Water towers have eyes

Hello and welcome back to the semi-regular ‘new arrivals’ posts…the box is completely overflowing at the moment and we shall never see its cardboard bottom. I’ve been busy writing issue 16. Oh Astro have sent Champions of Wonder (IA115). They are from the Illegal Art collective, a faceless group of concept artists based in America who are dedicated to undermining the world’s common sense through audio collage. Previous outings from that label have been rather snide and sarcastic, but this one seems to be laden with friendly beats and even a sneaky melody or two lurking among its twisted corners. Complex sleeve overprints scrawly images of cats and children, like loose leaves torn from the diary of an outsider loon-boon.

Jean-Francois Laporte seems to be a stone-groove elephant of the electro-acoustic school, rushing forwards with a collection of his late 1990s recordings on soundmatters (23FIVE 009). His ‘Electro-prana’ is derived from wind recordings, but unlike many artistes who have taken their devices out into the windy ringing plains of Greece and Poland and come back with vacant statements, Laporte instead brings back a sinister rendering of that friendly puffery, transforming the wind from mankind’s friend into its deadliest enemy. I’m hoping for further sombre thoughts from the remainder of this package…slipcase cover is pretty much just a colour-field painting of ochres and reds. If it were 25 foot square, you could lose yourself in its muddy textures.

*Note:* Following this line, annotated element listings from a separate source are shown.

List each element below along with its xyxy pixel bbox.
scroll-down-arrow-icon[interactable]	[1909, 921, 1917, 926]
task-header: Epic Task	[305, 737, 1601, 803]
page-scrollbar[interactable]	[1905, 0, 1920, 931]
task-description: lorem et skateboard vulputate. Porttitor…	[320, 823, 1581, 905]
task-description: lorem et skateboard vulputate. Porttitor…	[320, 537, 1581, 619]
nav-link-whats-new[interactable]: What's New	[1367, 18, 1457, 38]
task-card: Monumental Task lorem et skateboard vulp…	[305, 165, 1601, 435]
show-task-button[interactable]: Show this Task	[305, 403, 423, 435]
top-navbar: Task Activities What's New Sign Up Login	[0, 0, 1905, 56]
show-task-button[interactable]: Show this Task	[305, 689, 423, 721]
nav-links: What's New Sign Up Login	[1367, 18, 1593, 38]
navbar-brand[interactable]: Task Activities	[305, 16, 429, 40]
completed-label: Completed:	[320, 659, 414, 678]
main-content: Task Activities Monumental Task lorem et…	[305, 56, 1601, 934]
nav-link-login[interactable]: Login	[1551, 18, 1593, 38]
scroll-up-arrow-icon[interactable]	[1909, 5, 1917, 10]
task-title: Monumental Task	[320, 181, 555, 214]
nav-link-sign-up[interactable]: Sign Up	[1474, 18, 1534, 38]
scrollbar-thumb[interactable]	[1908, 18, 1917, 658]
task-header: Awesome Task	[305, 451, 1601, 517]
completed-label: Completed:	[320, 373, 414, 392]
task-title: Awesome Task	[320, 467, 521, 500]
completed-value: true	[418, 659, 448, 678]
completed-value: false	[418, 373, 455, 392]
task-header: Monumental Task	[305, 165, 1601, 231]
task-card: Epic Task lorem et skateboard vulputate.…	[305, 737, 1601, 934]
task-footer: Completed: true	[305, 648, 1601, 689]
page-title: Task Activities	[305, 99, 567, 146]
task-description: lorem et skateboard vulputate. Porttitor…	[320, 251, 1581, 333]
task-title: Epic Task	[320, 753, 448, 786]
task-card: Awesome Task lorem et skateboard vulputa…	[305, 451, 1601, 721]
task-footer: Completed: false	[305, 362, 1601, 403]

Marcus Schmickler is a great European hero of the digital medium, and he’s trumpeting forth with a new electronic menacer called Altars of Science 1-8 (Stereo Mix) for the famous Editions Mego label in Austria (EDITIONS MEGO 082P). With that inscrutable title, is he intending to criticise our unquestioning acceptance of contemporary scientific methods? Or is he all in favour of white-coated boffins ruling the world with a titanium fist? Hear these steely stern sounds and decide for yourself. His minimalistic mystery and odd dynamics work to great effect here, and while this disc is not as overloaded as label head’s Peter Rehberg’s KTL projects, it’s in the same general area of consternation. Y’may wanna know that the label has also reissued Hotel Paral.lel (EDITIONS MEGO 016P) by Christian Fennesz, in a nice remastered version with an additional video by Tina Frank burned on.

Mathieu Ruhlmann – here’s a very nice record I had hoped to squeeze into issue 16 of the magazine, but my crowbar-wielding capabilities failed me. The Earth Grows in Each of Us (AFE0971CD) is an optimistic and warm statement from AFE Records in Italy (they also sent two excellent Edward Ruchalski records) and arrives in a slimline card wallet, decorated with photos and collages very suggestive of Joseph Cornell’s work. Aurally, Ruhlmann seems to promise similar worlds of associative mystery and nostalgia, backed up with titles like ‘all will grow young again’. He plays many acoustic instruments and applies his nimble fingers to lots of objects found in nature, such as pine cones and tree branches (shades of Jeph Jerman there). The overall sound surface however ends up quite heavily treated in the recording process, and emerges resembling an out-of-focus photograph. Lyrical and enchanting.

Martin Archer of Sheffield has sent in Randomworld 1 (DISCUS 31CD), another release on his own Discus label, but this one is limited to 150 CDRs and the all-white CDR is packed alongside a square chunk of artboard, said slab smeared with yellow, red and orange paint blobs. Presumably Archer had a pleasant afternoon creating these unique covers by climbing into his garden shed and dribbling over large sheets of card with house paint, then slicing up the results into CD artworks. The music features Archer plus his friends and collaborators Chris Bywater, Neil Carver, Chris Meloche and someone called UTT – all credited with playing various acoustic and electronic instruments, field recordings or turntables, and processing work. Judging by the few minutes I have auditioned, it’s a sprawling canvas of assemblage, but with no harsh edits – instead we have something designed to give the impression of one hour’s worth of continuous strange music. Promising.

Think I’ve got a large batch of newies from Temporary Residence, the NY label that deals in slightly odd and dark alternative rock, but I can only lay hands on one of them at the moment. Sleeping People‘s Growing (TRR123) is a collection of ten edgy avant-rock instrumentals, all delivered with a surprisingly spare and effects-free sound, and with titles like ‘Centipede’s Dream’ and ‘Grow Worm’ the band are edging into vaguely dreamlike territory. Not as nightmarish as I would like, but Sleeping People are a crisp combo (with a very good drummer who can handle the tricky time signatures). The cover art almost looks like a classic Mark Beyer drawing from 1983, with its humanised water towers on top of a tenement building.